Babies with cleft lip usually can breastfeed even before corrective surgery without too much difficulty. Babies with cleft palate may be unable to breastfeed. Consult a lactation consultant for proper techniques and positioning for breastfeeding a baby with cleft lip or palate.
Along with the conditions discussed above, there are some medical conditions such as galactosemia that breastfeeding is contraindicated for. Women who are HIV positive should not breastfeed.
It is important to reemphasize that it is very unusual to have a true milk supply problem. It is not uncommon for women to have a perceived supply problem when in actuality baby is gaining weight and receiving plenty of nourishment from mom.

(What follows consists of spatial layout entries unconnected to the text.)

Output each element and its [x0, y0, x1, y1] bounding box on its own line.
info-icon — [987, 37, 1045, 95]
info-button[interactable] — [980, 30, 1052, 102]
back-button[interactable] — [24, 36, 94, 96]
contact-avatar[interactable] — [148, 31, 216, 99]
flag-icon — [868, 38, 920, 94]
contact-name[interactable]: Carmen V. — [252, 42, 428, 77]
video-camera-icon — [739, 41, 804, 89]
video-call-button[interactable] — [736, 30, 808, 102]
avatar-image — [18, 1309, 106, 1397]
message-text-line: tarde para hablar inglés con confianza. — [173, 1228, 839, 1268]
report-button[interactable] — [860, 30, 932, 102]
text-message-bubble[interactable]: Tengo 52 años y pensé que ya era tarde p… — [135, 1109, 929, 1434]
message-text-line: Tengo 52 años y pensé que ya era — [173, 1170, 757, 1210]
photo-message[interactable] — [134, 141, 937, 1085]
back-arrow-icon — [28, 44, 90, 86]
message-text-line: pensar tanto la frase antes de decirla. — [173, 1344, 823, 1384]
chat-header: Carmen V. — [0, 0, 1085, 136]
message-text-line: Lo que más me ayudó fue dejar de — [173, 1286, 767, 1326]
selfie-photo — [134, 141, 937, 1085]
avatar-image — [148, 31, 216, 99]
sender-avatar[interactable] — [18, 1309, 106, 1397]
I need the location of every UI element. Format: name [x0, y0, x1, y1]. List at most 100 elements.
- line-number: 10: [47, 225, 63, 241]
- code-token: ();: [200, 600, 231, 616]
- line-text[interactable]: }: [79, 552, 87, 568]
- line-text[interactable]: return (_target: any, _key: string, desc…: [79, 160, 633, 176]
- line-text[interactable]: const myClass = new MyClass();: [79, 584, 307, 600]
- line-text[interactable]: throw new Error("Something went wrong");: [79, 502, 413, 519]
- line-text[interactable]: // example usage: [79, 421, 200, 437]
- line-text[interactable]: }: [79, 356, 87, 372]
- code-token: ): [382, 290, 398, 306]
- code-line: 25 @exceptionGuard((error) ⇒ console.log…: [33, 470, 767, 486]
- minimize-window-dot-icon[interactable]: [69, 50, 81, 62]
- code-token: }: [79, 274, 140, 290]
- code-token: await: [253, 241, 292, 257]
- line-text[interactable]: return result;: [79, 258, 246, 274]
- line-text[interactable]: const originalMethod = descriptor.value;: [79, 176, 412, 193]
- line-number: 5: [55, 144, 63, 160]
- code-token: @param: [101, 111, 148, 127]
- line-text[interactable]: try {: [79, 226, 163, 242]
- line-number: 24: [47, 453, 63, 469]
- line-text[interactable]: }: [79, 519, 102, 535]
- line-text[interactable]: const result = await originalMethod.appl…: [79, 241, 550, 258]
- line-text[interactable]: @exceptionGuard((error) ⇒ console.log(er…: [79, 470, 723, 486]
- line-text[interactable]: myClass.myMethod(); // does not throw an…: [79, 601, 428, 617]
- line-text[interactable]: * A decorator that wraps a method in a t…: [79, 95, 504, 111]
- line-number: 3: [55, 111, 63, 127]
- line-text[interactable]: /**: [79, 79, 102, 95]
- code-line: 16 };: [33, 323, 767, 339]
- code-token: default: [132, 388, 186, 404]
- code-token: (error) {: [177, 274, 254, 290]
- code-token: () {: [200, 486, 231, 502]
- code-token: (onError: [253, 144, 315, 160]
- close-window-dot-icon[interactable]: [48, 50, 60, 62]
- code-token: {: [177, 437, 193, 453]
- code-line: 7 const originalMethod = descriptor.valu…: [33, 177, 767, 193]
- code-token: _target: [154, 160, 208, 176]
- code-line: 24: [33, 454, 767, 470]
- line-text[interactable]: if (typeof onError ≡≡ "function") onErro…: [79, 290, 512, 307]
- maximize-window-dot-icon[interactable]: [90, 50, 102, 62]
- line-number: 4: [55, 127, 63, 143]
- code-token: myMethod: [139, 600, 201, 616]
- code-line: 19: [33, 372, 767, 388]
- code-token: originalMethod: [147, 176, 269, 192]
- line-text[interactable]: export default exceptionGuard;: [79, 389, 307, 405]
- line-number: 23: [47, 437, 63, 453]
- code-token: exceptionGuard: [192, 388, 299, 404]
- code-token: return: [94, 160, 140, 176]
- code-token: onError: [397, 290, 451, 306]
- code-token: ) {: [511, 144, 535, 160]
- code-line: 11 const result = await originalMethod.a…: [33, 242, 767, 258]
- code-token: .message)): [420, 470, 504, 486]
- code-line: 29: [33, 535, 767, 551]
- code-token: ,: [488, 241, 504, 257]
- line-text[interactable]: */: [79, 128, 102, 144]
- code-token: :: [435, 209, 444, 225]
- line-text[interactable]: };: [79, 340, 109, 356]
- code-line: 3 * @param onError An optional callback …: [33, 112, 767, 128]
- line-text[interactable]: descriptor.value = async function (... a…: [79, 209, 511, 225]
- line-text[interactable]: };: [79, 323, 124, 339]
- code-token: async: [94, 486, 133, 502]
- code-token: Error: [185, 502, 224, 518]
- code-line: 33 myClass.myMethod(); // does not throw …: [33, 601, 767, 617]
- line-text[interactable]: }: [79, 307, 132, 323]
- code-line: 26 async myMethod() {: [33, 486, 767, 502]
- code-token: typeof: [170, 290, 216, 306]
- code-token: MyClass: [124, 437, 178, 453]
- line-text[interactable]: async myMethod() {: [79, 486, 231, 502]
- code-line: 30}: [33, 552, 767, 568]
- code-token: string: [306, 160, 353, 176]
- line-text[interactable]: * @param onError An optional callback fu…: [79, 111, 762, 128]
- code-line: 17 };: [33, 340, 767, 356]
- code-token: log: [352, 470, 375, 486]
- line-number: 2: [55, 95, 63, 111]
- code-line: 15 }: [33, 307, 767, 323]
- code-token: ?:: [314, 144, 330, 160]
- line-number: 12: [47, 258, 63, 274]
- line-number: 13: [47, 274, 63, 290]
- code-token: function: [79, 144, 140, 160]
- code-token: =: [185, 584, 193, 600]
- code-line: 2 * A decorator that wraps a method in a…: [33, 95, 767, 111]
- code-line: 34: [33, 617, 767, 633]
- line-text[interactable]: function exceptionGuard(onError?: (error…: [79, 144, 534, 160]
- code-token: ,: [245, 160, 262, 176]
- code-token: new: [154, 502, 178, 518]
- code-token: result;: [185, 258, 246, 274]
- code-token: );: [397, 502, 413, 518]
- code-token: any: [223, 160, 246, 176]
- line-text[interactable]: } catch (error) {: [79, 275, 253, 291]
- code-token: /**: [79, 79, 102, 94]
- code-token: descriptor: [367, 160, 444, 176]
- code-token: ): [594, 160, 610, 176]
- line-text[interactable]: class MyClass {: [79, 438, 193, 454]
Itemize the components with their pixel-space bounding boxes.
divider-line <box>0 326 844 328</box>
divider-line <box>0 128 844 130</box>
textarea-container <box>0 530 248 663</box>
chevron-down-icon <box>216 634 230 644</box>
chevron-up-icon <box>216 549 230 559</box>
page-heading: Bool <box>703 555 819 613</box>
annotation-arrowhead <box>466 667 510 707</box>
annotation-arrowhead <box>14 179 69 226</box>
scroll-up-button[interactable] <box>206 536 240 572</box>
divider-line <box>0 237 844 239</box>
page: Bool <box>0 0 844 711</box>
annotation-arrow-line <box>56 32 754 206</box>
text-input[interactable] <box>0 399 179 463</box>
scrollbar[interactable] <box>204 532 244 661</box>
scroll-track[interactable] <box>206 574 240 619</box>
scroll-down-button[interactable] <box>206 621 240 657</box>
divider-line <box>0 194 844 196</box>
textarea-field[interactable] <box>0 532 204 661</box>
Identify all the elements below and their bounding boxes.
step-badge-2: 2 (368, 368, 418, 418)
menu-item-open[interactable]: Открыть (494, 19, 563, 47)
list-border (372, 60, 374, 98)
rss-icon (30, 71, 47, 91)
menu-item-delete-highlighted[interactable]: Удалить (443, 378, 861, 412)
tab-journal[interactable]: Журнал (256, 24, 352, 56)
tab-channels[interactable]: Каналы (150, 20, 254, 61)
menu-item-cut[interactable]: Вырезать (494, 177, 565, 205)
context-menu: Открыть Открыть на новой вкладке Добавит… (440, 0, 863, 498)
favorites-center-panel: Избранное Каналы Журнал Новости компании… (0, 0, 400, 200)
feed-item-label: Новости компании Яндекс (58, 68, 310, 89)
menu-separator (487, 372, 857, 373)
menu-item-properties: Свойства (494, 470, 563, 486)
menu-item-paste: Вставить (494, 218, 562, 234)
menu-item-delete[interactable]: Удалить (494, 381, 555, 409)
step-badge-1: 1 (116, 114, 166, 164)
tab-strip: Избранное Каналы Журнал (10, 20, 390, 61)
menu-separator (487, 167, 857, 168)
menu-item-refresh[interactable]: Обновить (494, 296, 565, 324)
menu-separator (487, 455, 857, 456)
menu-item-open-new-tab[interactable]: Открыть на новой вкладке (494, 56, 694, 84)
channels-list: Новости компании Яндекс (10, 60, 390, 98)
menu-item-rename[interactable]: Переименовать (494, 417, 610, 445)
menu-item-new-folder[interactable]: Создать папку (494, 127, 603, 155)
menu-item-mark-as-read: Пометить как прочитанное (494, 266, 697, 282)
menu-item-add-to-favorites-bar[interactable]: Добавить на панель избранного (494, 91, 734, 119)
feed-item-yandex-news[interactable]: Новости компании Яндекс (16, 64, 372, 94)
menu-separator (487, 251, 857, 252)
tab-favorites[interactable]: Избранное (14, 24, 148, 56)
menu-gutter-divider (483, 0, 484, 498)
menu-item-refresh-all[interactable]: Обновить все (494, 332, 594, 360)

If you think you have a milk supply problem, you should consult with a lactation consultant before giving up on breastfeeding. Lactation consultants have extensive training and can help tremendously in solving breastfeeding difficulties. Even if supplementing is necessary, they can work with you on the best ways for breastfeeding to work for you.
Difficulty breastfeeding can take it's toll on a new mother. Feelings of depression or guilt are difficult to cope with. Here are our best tips for coping with a milk supply problem.
- Surround yourself with supportive family and friends.
- Allow yourself time to grieve. It is okay to be upset, angry, and disappointed. Talking about these feelings may help you work through them.
- Use a supplementer, such as Medela's SNS (supplemental nursing system), if possible. If baby is able to breastfeed, it will help you to continue the closeness desired from breastfeeding.
- Cuddle with your baby. Probably the most therapeutic thing you can do is spend plenty of time cuddling with your baby. Nothing can help more to than seeing a bright smile, coo, or grin to reassure confidence and help mend the wounds of a milk supply problem.